Self-care is maintaining a healthy relationship with yourself, engaging in things to take care of your mind, body and soul. This may include engaging in activities that decrease stress and promote well-being. By practicing self-care we enhance our ability to live a full, vibrant life. Practicing self-care is a reminder to yourself and others that your needs are valid and a priority. Remember that self-care can look different for everyone, so you need to figure out what you need and enjoy most. This can take some trial and error. Additionally, self-care is not a cure for mental conditions. However, understanding what causes or triggers symptoms and what coping techniques work best for you can help you manage your mental health.
What can I do for self-care?
This is a non-exclusive list of self-care activities you can try.
Get a massage
Go for a walk
Listen to music or a podcast
Clean your surroundings and decorate your home
Cook yourself a nutritious meal
Make art
Engage in a mindfulness exercise or a guided mediation
Play a game with a friend
Practice deep breathing
Take a bath
Read a new book
Take a nap
Watch a show or movie you enjoy
Do a yoga flow from Youtube or go to a class
Call a friend or visit someone you haven’t seen in a while
Do a puzzle or crossword
Do something kind for someone else
Hold ice
Take a hot or cold shower
Volunteer
Make a list of your favorites (animals, songs, places)

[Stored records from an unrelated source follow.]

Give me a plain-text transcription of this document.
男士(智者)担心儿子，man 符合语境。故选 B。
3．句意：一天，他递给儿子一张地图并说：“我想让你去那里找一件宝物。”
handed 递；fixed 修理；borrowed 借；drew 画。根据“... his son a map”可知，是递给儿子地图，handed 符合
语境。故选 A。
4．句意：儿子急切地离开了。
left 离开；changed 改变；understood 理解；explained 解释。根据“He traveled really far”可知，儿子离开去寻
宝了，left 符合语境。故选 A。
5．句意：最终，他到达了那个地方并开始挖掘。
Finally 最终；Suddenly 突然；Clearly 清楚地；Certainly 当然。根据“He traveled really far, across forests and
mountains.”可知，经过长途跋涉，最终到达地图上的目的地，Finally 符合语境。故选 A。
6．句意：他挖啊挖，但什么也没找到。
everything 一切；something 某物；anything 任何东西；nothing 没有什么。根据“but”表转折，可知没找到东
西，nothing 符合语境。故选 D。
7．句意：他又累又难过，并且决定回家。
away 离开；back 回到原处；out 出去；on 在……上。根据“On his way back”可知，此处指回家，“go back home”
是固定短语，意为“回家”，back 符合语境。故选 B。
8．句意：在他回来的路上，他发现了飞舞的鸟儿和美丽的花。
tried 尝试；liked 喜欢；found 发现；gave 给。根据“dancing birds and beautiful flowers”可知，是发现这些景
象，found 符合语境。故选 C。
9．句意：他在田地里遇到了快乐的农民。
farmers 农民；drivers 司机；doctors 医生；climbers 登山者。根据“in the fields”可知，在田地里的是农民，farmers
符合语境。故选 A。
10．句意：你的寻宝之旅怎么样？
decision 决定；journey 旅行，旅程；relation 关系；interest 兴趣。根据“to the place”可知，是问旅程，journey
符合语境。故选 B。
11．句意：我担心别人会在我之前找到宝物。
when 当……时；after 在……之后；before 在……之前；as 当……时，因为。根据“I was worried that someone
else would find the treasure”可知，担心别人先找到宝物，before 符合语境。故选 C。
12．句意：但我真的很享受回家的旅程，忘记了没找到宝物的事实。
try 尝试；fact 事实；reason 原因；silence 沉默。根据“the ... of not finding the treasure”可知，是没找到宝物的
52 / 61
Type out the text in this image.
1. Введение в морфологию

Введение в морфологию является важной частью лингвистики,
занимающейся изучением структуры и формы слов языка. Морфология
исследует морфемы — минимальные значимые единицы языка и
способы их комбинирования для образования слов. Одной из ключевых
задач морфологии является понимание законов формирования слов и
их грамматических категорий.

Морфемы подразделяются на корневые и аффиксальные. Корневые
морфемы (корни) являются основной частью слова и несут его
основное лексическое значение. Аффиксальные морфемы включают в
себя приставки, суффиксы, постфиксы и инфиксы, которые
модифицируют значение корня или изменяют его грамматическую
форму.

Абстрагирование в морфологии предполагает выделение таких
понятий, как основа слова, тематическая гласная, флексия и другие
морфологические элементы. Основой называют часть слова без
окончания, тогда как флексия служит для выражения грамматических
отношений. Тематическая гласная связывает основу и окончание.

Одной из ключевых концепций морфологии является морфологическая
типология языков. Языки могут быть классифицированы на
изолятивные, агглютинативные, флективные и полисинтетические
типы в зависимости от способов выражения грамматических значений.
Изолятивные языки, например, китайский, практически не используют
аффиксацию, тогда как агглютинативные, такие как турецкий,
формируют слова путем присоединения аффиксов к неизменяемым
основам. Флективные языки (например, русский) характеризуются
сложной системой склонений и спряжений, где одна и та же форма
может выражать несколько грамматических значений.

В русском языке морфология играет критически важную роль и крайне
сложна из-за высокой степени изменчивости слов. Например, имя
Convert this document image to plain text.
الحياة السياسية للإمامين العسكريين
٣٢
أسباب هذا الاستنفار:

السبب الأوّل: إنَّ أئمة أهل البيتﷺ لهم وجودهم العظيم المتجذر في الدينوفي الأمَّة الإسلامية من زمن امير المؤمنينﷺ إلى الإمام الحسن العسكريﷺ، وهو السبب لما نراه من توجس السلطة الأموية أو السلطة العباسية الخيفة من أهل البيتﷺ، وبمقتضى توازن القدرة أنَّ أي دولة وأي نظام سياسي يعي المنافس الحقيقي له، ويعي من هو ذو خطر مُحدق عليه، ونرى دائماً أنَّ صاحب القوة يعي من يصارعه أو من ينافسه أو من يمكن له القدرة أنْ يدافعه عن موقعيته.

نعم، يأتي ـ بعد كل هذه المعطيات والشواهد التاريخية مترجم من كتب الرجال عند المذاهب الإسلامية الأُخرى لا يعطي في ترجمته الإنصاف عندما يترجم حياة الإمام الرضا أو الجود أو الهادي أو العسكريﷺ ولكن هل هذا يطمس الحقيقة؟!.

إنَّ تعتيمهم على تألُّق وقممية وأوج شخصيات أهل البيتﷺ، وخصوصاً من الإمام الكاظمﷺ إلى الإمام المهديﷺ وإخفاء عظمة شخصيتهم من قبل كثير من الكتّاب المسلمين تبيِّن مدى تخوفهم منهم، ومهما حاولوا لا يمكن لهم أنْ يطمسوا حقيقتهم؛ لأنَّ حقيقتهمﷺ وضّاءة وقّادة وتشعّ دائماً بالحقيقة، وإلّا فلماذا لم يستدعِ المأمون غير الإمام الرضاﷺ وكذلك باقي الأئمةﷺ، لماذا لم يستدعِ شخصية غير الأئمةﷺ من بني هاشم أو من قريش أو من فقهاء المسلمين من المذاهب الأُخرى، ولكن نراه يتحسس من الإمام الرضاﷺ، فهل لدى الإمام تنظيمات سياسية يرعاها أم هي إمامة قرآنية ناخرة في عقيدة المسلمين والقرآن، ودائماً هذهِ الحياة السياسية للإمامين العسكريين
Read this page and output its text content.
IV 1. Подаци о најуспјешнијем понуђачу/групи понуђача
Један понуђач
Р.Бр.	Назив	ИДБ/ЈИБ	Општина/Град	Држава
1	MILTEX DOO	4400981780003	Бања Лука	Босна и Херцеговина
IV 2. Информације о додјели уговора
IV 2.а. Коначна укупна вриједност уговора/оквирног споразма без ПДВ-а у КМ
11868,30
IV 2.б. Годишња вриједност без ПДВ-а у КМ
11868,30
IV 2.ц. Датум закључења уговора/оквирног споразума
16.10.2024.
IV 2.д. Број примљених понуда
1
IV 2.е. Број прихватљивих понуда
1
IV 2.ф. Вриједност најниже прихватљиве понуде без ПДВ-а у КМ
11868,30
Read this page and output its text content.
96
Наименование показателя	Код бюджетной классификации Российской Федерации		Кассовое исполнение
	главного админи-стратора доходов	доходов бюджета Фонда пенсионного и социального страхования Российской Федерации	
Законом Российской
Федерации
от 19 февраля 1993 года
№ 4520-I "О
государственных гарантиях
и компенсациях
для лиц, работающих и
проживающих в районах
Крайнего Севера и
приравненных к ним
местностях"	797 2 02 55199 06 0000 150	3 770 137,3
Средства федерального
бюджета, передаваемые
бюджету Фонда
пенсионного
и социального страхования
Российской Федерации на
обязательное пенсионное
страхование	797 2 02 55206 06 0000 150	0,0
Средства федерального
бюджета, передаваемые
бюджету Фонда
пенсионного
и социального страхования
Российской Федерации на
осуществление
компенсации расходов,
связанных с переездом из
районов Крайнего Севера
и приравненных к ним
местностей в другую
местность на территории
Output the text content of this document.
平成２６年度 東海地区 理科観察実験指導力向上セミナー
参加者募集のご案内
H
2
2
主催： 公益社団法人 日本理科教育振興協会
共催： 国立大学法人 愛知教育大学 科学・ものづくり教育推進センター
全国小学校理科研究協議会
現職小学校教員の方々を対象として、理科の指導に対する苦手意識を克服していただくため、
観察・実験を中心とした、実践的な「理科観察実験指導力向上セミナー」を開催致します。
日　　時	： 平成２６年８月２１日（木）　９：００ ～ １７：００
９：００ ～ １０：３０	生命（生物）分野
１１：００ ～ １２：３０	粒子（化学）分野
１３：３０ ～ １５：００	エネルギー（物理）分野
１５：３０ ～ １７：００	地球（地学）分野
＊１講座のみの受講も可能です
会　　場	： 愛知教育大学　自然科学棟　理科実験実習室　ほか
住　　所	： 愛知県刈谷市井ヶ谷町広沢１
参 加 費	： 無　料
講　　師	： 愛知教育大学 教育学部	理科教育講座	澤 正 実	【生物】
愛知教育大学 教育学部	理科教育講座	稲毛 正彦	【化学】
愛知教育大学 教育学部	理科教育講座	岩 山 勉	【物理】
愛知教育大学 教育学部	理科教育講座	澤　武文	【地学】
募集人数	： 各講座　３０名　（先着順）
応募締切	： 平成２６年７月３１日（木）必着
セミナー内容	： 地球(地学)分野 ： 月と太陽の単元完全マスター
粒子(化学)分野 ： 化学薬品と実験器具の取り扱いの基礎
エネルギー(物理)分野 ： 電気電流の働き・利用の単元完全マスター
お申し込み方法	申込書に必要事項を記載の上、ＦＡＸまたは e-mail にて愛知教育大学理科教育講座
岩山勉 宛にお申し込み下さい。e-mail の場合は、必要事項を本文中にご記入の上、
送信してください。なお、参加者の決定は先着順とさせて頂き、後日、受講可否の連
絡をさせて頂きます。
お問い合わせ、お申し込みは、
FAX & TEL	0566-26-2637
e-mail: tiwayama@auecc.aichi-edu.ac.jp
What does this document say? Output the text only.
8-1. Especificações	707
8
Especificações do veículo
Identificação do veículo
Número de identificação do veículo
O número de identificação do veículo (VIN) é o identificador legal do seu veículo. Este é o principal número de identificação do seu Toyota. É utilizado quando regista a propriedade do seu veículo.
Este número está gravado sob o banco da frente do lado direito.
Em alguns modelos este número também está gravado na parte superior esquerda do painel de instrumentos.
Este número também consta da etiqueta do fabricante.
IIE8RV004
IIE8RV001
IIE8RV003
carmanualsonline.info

Get enough sleep (at least 7 hours a night)
Exercise or move your body in a way that feels good to you (at least 30 minutes a day)
What is mindset work?
Our mindset is the beliefs we hold that orient us in handling situations; how we figure out what is happening and what we will do. These can help us find opportunities or trap us in self-defeating cycles. Mindset work involves practicing mental health habits to change mindsets that keep us in these cycles.
What mental health habits can I practice?
Noticing the positive: notice the positive parts of your day, write them down. Even if these moments feel tiny (i.e., “the sun came out today”), they are real and they count. These moments add up and can help change how you experience life.
Avoiding guilty feelings: don’t feel bad about feeling a negative emotion. Guilt is unproductive and often untrue; when you notice yourself feeling an emotion try not to judge it as good or bad.
Control what you can control: When you feel less stressed you are better able to choose how you want to show up.
Gain strength from those around you: Share your experiences with others, reach out for help and be willing to accept help from others.
Change how you talk to yourself: We all have an inner voice that frequently comments on us, for better or for worse. Changing this self-talk is a good way to challenge any ideas you have that there are inherent flaws in you, If you have deficits, you are not doomed to live with them forever and you can change your programming. You may find you have hidden strengths where previously you had problems. Start by recognizing areas where you are speaking negatively to yourself, areas where those around you speak negatively, and change this dialogue into positive statements. It may not feel true at first but with time and practice you can rewrite how you think about yourself and the world.